Infine, voglio ricordare le parole di Padre Solalinde che si occupa dei migranti in transito da Messico a Stati Uniti, altra frontiera mortale dove si registra una recrudescenza delle violenze contro i migranti. Mi hanno colpita le sue parole che denunciano uno sfruttamento così simile a quello documentato alla frontiera del Mediterraneo e nei campi Rohingya. “I trafficanti di morte approfittano della migrazione forzata e commerciano con la vita umana. Se i poveri non hanno nulla, diventano loro stessi merce”. Ascoltandolo, mi tornano in mente le testimonianze delle persone salvate in mare o assistite sulla terra in Bangladesh: nessuna frontiera sarà mai invalicabile per una madre che vuol mettere in salvo la propria famiglia.

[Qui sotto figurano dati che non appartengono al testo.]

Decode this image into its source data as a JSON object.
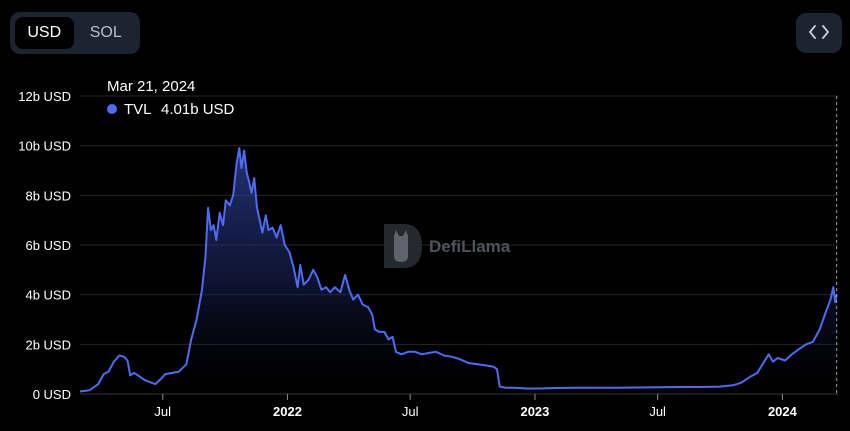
{
  "toggle": {
    "options": [
      "USD",
      "SOL"
    ],
    "selected": "USD"
  },
  "embed_button": {
    "icon": "code-brackets-icon",
    "label": "<>"
  },
  "watermark": {
    "text": "DefiLlama",
    "icon": "llama-icon"
  },
  "colors": {
    "accent": "#4f6bf0",
    "background": "#000000",
    "toggle_bg": "#1c2331",
    "grid": "#2b2b2b"
  },
  "tooltip": {
    "date": "Mar 21, 2024",
    "series": "TVL",
    "value": "4.01b USD"
  },
  "chart_data": {
    "type": "area",
    "title": "",
    "xlabel": "",
    "ylabel": "",
    "ylim": [
      0,
      12
    ],
    "y_unit": "b USD",
    "y_ticks": [
      0,
      2,
      4,
      6,
      8,
      10,
      12
    ],
    "y_tick_labels": [
      "0 USD",
      "2b USD",
      "4b USD",
      "6b USD",
      "8b USD",
      "10b USD",
      "12b USD"
    ],
    "x_ticks": [
      {
        "date": "2021-07-01",
        "label": "Jul",
        "bold": false
      },
      {
        "date": "2022-01-01",
        "label": "2022",
        "bold": true
      },
      {
        "date": "2022-07-01",
        "label": "Jul",
        "bold": false
      },
      {
        "date": "2023-01-01",
        "label": "2023",
        "bold": true
      },
      {
        "date": "2023-07-01",
        "label": "Jul",
        "bold": false
      },
      {
        "date": "2024-01-01",
        "label": "2024",
        "bold": true
      }
    ],
    "xlim": [
      "2021-03-01",
      "2024-03-23"
    ],
    "grid": true,
    "legend": "top-left",
    "series": [
      {
        "name": "TVL",
        "color": "#4f6bf0",
        "points": [
          [
            "2021-03-01",
            0.1
          ],
          [
            "2021-03-15",
            0.15
          ],
          [
            "2021-03-28",
            0.4
          ],
          [
            "2021-04-05",
            0.8
          ],
          [
            "2021-04-12",
            0.9
          ],
          [
            "2021-04-20",
            1.3
          ],
          [
            "2021-04-28",
            1.55
          ],
          [
            "2021-05-05",
            1.5
          ],
          [
            "2021-05-10",
            1.35
          ],
          [
            "2021-05-14",
            0.75
          ],
          [
            "2021-05-20",
            0.85
          ],
          [
            "2021-05-28",
            0.7
          ],
          [
            "2021-06-05",
            0.55
          ],
          [
            "2021-06-20",
            0.4
          ],
          [
            "2021-06-28",
            0.6
          ],
          [
            "2021-07-05",
            0.8
          ],
          [
            "2021-07-15",
            0.85
          ],
          [
            "2021-07-25",
            0.9
          ],
          [
            "2021-08-05",
            1.2
          ],
          [
            "2021-08-12",
            2.2
          ],
          [
            "2021-08-20",
            3.0
          ],
          [
            "2021-08-28",
            4.2
          ],
          [
            "2021-09-02",
            5.5
          ],
          [
            "2021-09-06",
            7.5
          ],
          [
            "2021-09-10",
            6.6
          ],
          [
            "2021-09-14",
            6.8
          ],
          [
            "2021-09-18",
            6.2
          ],
          [
            "2021-09-23",
            7.3
          ],
          [
            "2021-09-28",
            6.8
          ],
          [
            "2021-10-02",
            7.8
          ],
          [
            "2021-10-08",
            7.6
          ],
          [
            "2021-10-13",
            8.0
          ],
          [
            "2021-10-18",
            9.3
          ],
          [
            "2021-10-22",
            9.9
          ],
          [
            "2021-10-25",
            9.1
          ],
          [
            "2021-10-29",
            9.8
          ],
          [
            "2021-11-02",
            8.9
          ],
          [
            "2021-11-05",
            8.6
          ],
          [
            "2021-11-09",
            8.1
          ],
          [
            "2021-11-13",
            8.7
          ],
          [
            "2021-11-17",
            7.5
          ],
          [
            "2021-11-21",
            7.0
          ],
          [
            "2021-11-25",
            6.5
          ],
          [
            "2021-11-30",
            7.2
          ],
          [
            "2021-12-04",
            6.6
          ],
          [
            "2021-12-10",
            6.7
          ],
          [
            "2021-12-16",
            6.3
          ],
          [
            "2021-12-22",
            6.8
          ],
          [
            "2021-12-28",
            6.0
          ],
          [
            "2022-01-04",
            5.7
          ],
          [
            "2022-01-10",
            5.1
          ],
          [
            "2022-01-16",
            4.3
          ],
          [
            "2022-01-20",
            5.2
          ],
          [
            "2022-01-25",
            4.4
          ],
          [
            "2022-02-01",
            4.6
          ],
          [
            "2022-02-08",
            5.0
          ],
          [
            "2022-02-14",
            4.7
          ],
          [
            "2022-02-20",
            4.2
          ],
          [
            "2022-02-27",
            4.3
          ],
          [
            "2022-03-05",
            4.1
          ],
          [
            "2022-03-12",
            4.3
          ],
          [
            "2022-03-20",
            4.1
          ],
          [
            "2022-03-27",
            4.8
          ],
          [
            "2022-04-02",
            4.2
          ],
          [
            "2022-04-08",
            3.8
          ],
          [
            "2022-04-15",
            4.0
          ],
          [
            "2022-04-22",
            3.6
          ],
          [
            "2022-04-30",
            3.5
          ],
          [
            "2022-05-06",
            3.2
          ],
          [
            "2022-05-10",
            2.6
          ],
          [
            "2022-05-16",
            2.5
          ],
          [
            "2022-05-24",
            2.5
          ],
          [
            "2022-05-30",
            2.2
          ],
          [
            "2022-06-05",
            2.3
          ],
          [
            "2022-06-10",
            1.7
          ],
          [
            "2022-06-18",
            1.6
          ],
          [
            "2022-06-28",
            1.7
          ],
          [
            "2022-07-08",
            1.7
          ],
          [
            "2022-07-18",
            1.6
          ],
          [
            "2022-07-28",
            1.65
          ],
          [
            "2022-08-08",
            1.7
          ],
          [
            "2022-08-20",
            1.55
          ],
          [
            "2022-09-01",
            1.5
          ],
          [
            "2022-09-12",
            1.4
          ],
          [
            "2022-09-25",
            1.25
          ],
          [
            "2022-10-08",
            1.2
          ],
          [
            "2022-10-20",
            1.15
          ],
          [
            "2022-11-01",
            1.1
          ],
          [
            "2022-11-06",
            1.0
          ],
          [
            "2022-11-10",
            0.3
          ],
          [
            "2022-11-20",
            0.25
          ],
          [
            "2022-12-01",
            0.25
          ],
          [
            "2022-12-20",
            0.22
          ],
          [
            "2023-01-10",
            0.22
          ],
          [
            "2023-02-01",
            0.24
          ],
          [
            "2023-03-01",
            0.25
          ],
          [
            "2023-04-01",
            0.25
          ],
          [
            "2023-05-01",
            0.25
          ],
          [
            "2023-06-01",
            0.26
          ],
          [
            "2023-07-01",
            0.27
          ],
          [
            "2023-08-01",
            0.28
          ],
          [
            "2023-09-01",
            0.28
          ],
          [
            "2023-10-01",
            0.3
          ],
          [
            "2023-10-20",
            0.35
          ],
          [
            "2023-11-01",
            0.45
          ],
          [
            "2023-11-15",
            0.7
          ],
          [
            "2023-11-25",
            0.85
          ],
          [
            "2023-12-05",
            1.3
          ],
          [
            "2023-12-12",
            1.6
          ],
          [
            "2023-12-18",
            1.3
          ],
          [
            "2023-12-25",
            1.45
          ],
          [
            "2024-01-05",
            1.35
          ],
          [
            "2024-01-15",
            1.6
          ],
          [
            "2024-01-25",
            1.8
          ],
          [
            "2024-02-05",
            2.0
          ],
          [
            "2024-02-15",
            2.1
          ],
          [
            "2024-02-25",
            2.6
          ],
          [
            "2024-03-05",
            3.3
          ],
          [
            "2024-03-12",
            3.8
          ],
          [
            "2024-03-16",
            4.3
          ],
          [
            "2024-03-19",
            3.7
          ],
          [
            "2024-03-21",
            4.01
          ]
        ]
      }
    ]
  }
}
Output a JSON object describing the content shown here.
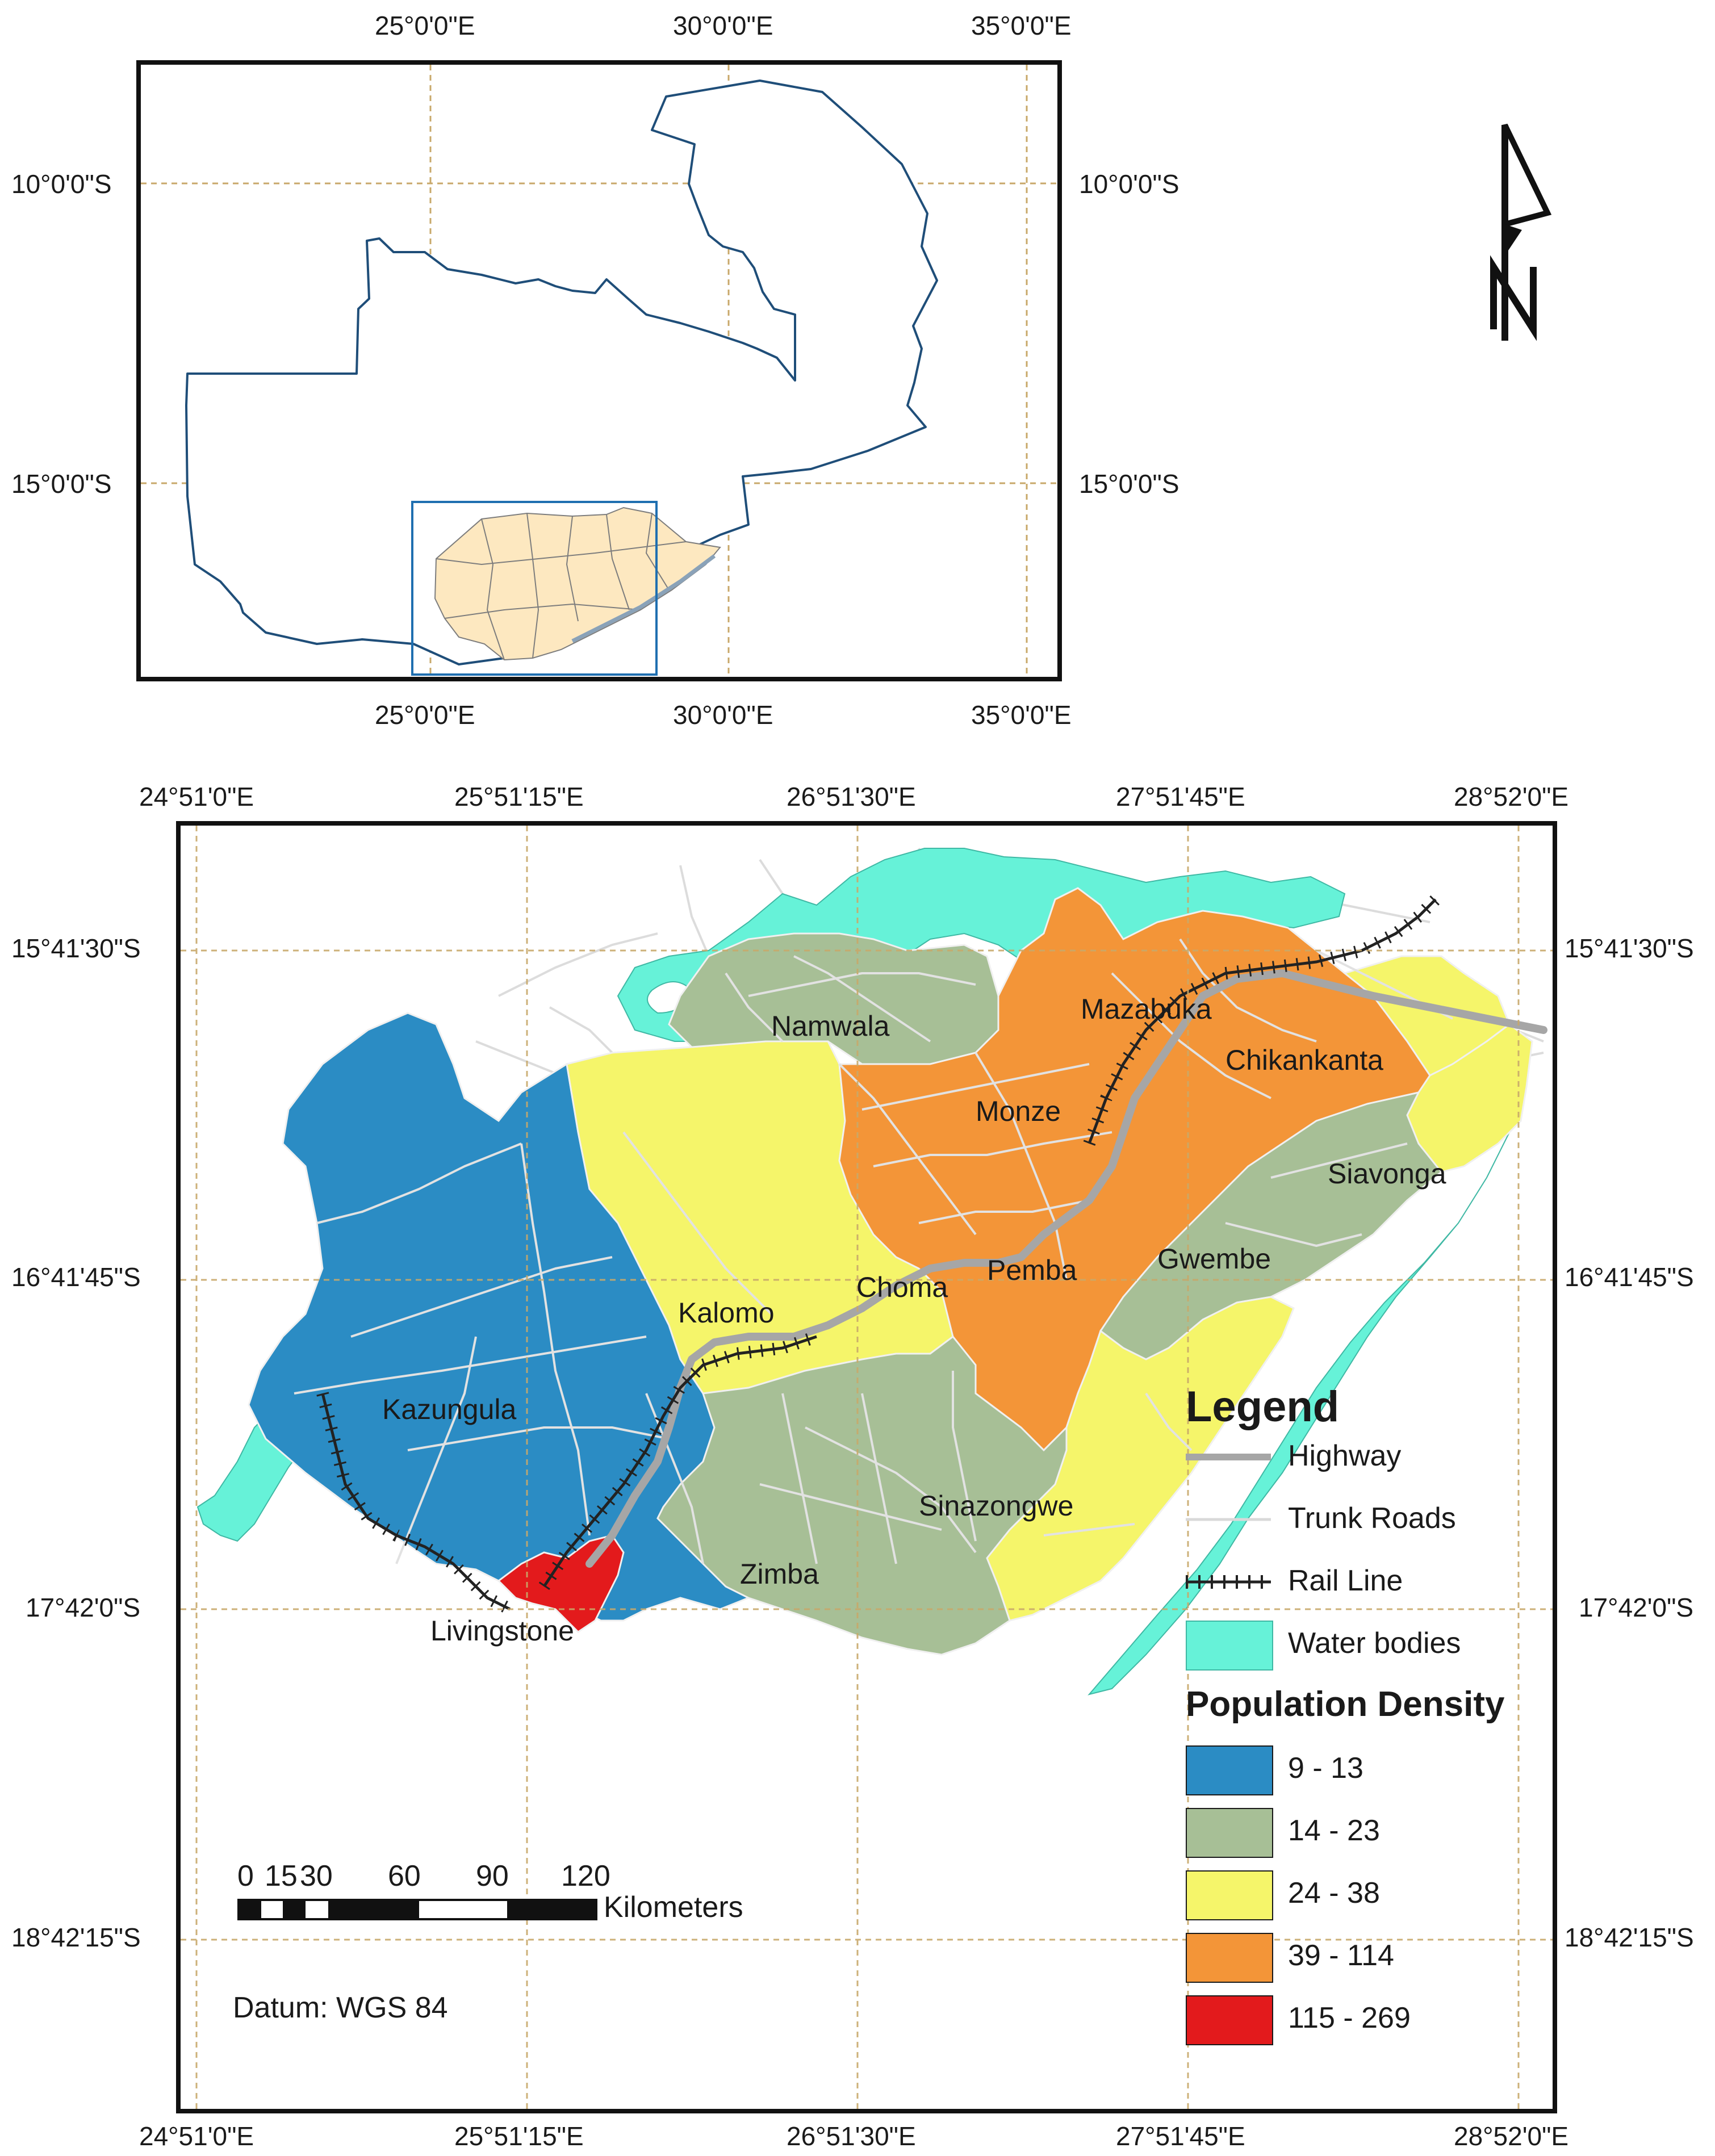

Ma allora qual è la soluzione a una situazione che sembra volgere al peggio? L’empatia, l’umanità, il corridoio umanitario globale che Padre Solalinde definisce come un movimento di solidarietà globalizzata, come un insieme di iniziative personali e istituzionali e un luogo sociale immaginario di incontro. La soluzione sta nel costruire ogni giorno ponti di pace, come quelli che avviati a Bologna insieme ai nostri amici di Sant’Egidio.